Bir zamanlar, uzak diyarlarda küçük bir bebek yaşarmış. Adı Pus’tu. Pus, her gece yatağına yatıp gözlerini kapattığında kendini sihirli bir dünyada bulurdu. Uykusu gelince annesi onu nazikçe beşiğine yerleştirir, bir ninni mırıldanır ve odadan çıkardı.

Pus, beşiğinde kıvrılarak uyumaya başladığında, o sihirli dünyaya adım atardı. Bu dünya, rengarenk çiçeklerle dolu, masalsı bir yerdi. Pus, pembe bulutların üzerinde uçar, uykusunda en sevdiği oyuncaklarıyla oynardı. Bir gece, beşiğindeki yıldızlar ona tebessüm ederken, Pus’un gözleri uykudan mutlulukla parladı.

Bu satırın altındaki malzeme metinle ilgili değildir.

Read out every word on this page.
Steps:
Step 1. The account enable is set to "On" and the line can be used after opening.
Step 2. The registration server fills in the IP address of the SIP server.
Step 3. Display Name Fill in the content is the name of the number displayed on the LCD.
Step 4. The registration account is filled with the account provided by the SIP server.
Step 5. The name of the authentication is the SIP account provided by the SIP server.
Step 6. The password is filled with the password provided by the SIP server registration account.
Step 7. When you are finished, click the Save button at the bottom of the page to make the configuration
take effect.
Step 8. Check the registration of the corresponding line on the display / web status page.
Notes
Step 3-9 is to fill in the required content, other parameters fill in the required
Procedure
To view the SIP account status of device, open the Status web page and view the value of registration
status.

Pus, her gece farklı maceralara yelken açar, yeni arkadaşlar edinir ve sihirli dünyasında keşfe çıkar. Bazen bir periyle dans eder, bazen bir ejderha ile konuşurdu. Gecenin ilerleyen saatlerinde, annesi onu tekrar sarıp sarmalar, uyuduğu yerde mırıldandığı rüyalı dünyasına geri götürürdü.

Ve Pus, her sabah uyandığında, o sihirli dünyadan sadece tatlı anılar ve mutluluk dolu bir gülümsemeyle geri dönerdi. Artık uykusu tatlıydı, çünkü Pus, hiç bitmeyen bir masalın kahramanıydı. Ve o, puslu rüyalarında sonsuza kadar mutlu olacağını bilirdi.